Avec ce dispositif de la loi du 11-02-05, même ceux d'entre ces enfants dont la maladie est telle qu'ils ne peuvent s'adapter dans aucune structure sociale ordinaire, seraient intégrés obligatoirement (si leurs parents le demandaient) - et certains enfants le sont déjà - dans des établissements scolaires dont la fonction est d'instruire les enfants qui ne sont pas malades. De plus, signaler qu'un enfant y est en souffrance et proposer son orientation vers un circuit de soins, serait désormais, pour le Ministère de l'Education Nationale, se rendre coupable de « discrimination »(1). Tels sont les faits. Au prétexte de lutter contre la discrimination, ce dispositif peut conduire à la non assistance et à la privation de soins. Nous sommes médecins, psychiatres, pédiatres, médecins scolaires, notre travail consiste à prévenir, diagnostiquer, soigner, écouter, traiter et quand il le faut orienter. Nous n'acceptons pas que l'on nous en empêche.

Ce dispositif(2) qui peut mettre ces enfants en danger, les priver de soins et les abandonner à leur sort, il est urgent de le retirer avant que les gravissimes dégâts qu'il a déjà commencé à causer deviennent irréparables.


(1) Cf. l'exemple récent de cette institutrice de cours préparatoire (CP) de Seine et Marne, volontaire pour s'occuper de deux enfants handicapés dans sa classe de CP à effectif réduit, qui a été accusée de « discrimination » en référence à cette loi, pour avoir suggéré que l'un d'entre eux intègre un CP à petit effectif quand on l'a avertie que sa classe, à elle, serait en fait une classe à plein effectif.
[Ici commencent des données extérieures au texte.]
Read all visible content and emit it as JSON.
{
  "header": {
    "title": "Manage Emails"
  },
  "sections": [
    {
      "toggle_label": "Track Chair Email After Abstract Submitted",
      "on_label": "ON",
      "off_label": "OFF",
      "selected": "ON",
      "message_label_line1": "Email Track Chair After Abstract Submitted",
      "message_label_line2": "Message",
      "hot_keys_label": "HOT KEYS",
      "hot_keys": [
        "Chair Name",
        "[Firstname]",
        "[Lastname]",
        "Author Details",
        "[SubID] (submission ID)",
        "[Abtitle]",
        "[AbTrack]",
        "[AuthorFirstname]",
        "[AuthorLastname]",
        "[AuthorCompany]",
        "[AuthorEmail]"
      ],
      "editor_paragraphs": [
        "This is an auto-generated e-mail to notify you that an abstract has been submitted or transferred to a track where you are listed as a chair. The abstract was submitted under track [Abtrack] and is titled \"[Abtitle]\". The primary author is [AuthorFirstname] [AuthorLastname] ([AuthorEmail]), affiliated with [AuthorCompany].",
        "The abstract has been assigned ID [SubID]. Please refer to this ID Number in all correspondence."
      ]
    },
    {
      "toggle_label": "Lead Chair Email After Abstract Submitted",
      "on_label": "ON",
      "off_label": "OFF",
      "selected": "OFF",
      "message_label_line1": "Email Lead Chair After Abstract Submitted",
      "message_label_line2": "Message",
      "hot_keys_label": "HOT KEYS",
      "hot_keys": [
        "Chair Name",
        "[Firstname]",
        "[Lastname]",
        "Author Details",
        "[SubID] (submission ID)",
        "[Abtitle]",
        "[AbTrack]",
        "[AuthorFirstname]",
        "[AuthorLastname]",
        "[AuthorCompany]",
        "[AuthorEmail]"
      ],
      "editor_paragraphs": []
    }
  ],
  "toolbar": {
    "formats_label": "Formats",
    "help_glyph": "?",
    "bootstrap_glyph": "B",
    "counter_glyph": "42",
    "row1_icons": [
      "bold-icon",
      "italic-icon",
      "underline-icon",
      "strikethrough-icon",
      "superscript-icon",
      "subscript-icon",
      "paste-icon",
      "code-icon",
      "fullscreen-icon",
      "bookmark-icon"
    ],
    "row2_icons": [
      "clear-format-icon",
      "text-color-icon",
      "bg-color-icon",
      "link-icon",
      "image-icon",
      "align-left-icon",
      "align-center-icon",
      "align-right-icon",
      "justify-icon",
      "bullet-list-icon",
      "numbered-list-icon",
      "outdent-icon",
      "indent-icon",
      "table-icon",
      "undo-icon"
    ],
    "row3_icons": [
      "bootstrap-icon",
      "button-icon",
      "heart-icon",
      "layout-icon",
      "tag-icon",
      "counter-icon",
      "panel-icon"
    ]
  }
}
Cf. aussi la directive (2000/78/CE) de l'Union européenne « interdisant toute discrimination fondée sur le handicap », à laquelle la loi du 11-02-05 se réfère.
(2) C'est-à-dire le fait que seuls les parents peuvent désormais saisir la MDPH (ex-CDES) et tout ce qui, dans cette loi, conduit à des retards dans la recherche d'un établissement spécialisé lorsque cette solution est nécessaire.
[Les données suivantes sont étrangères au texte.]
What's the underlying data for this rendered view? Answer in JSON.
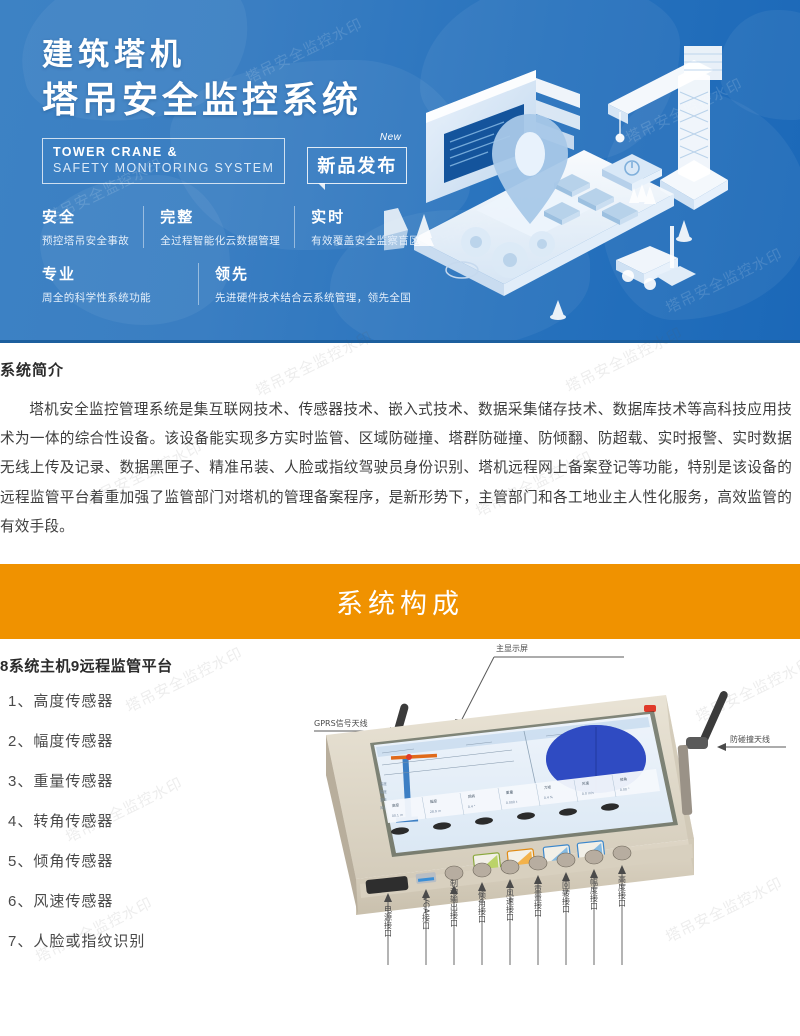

36 premiers signataires : Dr P. Rivière pédopsychiatre, Dr C.F. Crétien, pédopsychiatre, Dr B. Tallobre pédopsychiatre, Dr P. Salvaing, méd scolaire, Dr L. Yon, psychiatre, Dr M.C. Chanorier, pédopsychiatre , J.T. Richard, psychologue, analyste et directeur adjt d'un CAMSP, Dr M.C. Romano, médecin éducation nationale, CT honoraire, Dr Eva Touaty, pédiatre, Dr P. Quéméré, psychiatre, Dr Nathalie Sarfaty, pédopsychiatre, Dr J. P. Chardon, pédopsychiatre, Dr P. Sadoul, pédopsychiatre, Dr A. Haddad, pédopsychiatre, Dr R. Zilber, psychiatre, M. J. Fontao, psychologue, Mme C. Arrastia, psychologue, Dr D. Valleur, pédiatre CAMSP, Dr M. Auzoux Chevé, pédiatre, Dr M.C. Veneau, médecin scolaire, Dr B. Basalo, médecin scolaire, Dr Laure Naîdenov, médecin scolaire, Nadine Coteaux, orthophoniste, Alain Guichet, directeur SESSAD-AVVEJ, Dr J.L. Chabernaud, pédiatre, Francis Roque, parent et psdt fédération des ADEPO (Assoc. de Défense des Polyhandicapés), D. Blum, psychanalyste, J.C. Cocquelet , parent, psdt du CADDPH (Collectif alliance pour la défense de droits des personnes handicapées), Dr N. Delepine, pédiatre, Dr G. Formet, psychiatre, Dr Synajko Daviez, pédopsychiatre, Dr Laurent Miriam, pédopsychiatre, Dr Salwa Alkhallaf, pédiatre, Dr Cornille Hélène, pédiatre, Dr Flavigna Dominique, pédopsychiatre, Dr de Portzanpar Renaud, psychiatre, Dr Michèle Mazeau, médecin de rééducation, Michel Sarrazin, parent, Dr Alice Ciardi, psychiatre, Carole Bellemin-Noël, psychologue.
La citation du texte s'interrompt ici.